Canterbury engineer honoured for medical tech innovations
27 October 2016
Christchurch-based engineer Distinguished Professor Geoff Chase has been recognised for his outstanding contribution to medical technology, particularly in the areas of diabetes, cardiovascular and lung dysfunction and care.
Professor Chase received an established researcher award from the Health Research Council of New Zealand (HRC) at a special ceremony at the University of Canterbury this evening. The ceremony is a partnership between the University of Canterbury and the HRC to celebrate health research excellence.
HRC Chief Executive Professor Kath McPherson says Professor Chase is at the forefront of medical technology research in New Zealand and internationally.
“Geoff’s impressive research track record, which has been supported through four HRC grants, has successfully integrated engineering, physiology and clinical medicine to significantly improve the quality and cost of care for seriously ill patients,” says Professor McPherson.
“His research uses computer models of physiological processes with real-time bedside clinical data to personalise diagnosis, monitoring and care. Some of his achievements include helping develop the model-based SPRINT and STAR protocols, which are the world’s tightest and safest ways of controlling blood sugar levels in intensive care patients,” says Professor McPherson.
In Christchurch alone, STAR and SPRINT have already reduced the number of deaths in adult intensive care patients, saving approximately 300 lives and $5 million-plus in health care costs to date.
Another protocol Professor Chase helped develop called GRYPHON has shown similar exciting results to STAR and SPRINT with a model and system designed especially for pre-term babies – the only one of its kind in the world. GRYPHON is currently part of a randomised trial in several New Zealand neonatal intensive care units.
The computer models developed to achieve these results are at the heart of the New Zealand National Science Challenge MedTech portfolio, which Professor Chase leads, and its efforts to personalise and reshape care in pre- and type 2 diabetes. Professor Chase has also created models and methods to personalise and improve the care of intensive care patients on mechanical ventilators and those who have had circulatory failure, two other leading causes of intensive care unit costs and mortality.

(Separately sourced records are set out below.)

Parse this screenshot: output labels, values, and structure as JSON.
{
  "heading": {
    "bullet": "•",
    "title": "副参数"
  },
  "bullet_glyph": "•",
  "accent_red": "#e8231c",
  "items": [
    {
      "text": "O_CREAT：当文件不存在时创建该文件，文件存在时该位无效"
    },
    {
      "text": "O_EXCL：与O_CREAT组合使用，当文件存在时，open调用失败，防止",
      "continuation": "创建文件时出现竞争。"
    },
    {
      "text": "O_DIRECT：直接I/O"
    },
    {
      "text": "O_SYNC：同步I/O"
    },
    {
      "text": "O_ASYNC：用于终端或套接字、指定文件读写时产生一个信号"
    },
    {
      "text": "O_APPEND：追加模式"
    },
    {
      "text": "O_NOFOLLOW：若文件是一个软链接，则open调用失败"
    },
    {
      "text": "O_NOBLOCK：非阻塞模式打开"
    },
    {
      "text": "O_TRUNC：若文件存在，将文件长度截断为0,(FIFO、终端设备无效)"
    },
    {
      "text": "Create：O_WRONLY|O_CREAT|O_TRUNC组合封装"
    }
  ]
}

Professor Chase has significant clinical collaborations in Christchurch, Auckland, and internationally in Belgium, Hungary, and Germany. He is deputy director of the MedTech Core with Professors Peter Hunter and Merryn Tawhai of the Auckland Bioengineering Institute, and has developed two startup companies in medical devices and systems. In addition, he has supervised a large number of students in the MedTech area, including 14 postdoctoral fellows, 39 PhD, 16 masters and 76 honours students.
“My research with the intensive care unit at Christchurch Hospital has always focused on saving lives, improving care, and reducing costs so that this care is more accessible for all. The HRC has been a huge supporter of this work, without which these outcomes would not have been possible, and I’m very proud to be honoured for the results their funding has enabled,” says Professor Chase.
Professor Geoff Shaw, a senior specialist at the Christchurch Hospital intensive care unit and University of Otago, Christchurch, works closely with Professor Chase and says it’s important to stress how much collaboration between engineering and medicine can offer health care and patients.
“It’s a collaboration that I think will redefine a big part of the future of health care,” says Professor Shaw.
The HRC has also awarded University of Canterbury psychologist Dr Jacki Henderson with an emerging researcher award.
Dr Henderson received a HRC emerging researcher first grant in 2014 to lead a longitudinal study looking at the neurodevelopmental outcomes of children born to opiate-dependent women who received synthetic opiate methadone treatment during pregnancy. She says the study is the first systematic large-scale study of its kind.
“I’m very grateful for this award, which acknowledges the methadone and pregnancy research team’s hard work and builds on the previous waves of research initiated by Professor Lianne Woodward.”
Dr Henderson has recently travelled to Harvard Medical School in Boston, US to work with a colleague on the next follow-up wave of data collection, which is when the children enter the challenging developmental period of adolescence.
Professor Kath McPherson says the findings from Dr Henderson’s study will have important national and international impacts due to the increasing global rates of maternal opiate use and addiction, and will help guide how best to intervene and support these children and families, who are overrepresented in mental health, social services, special education, and child protection services.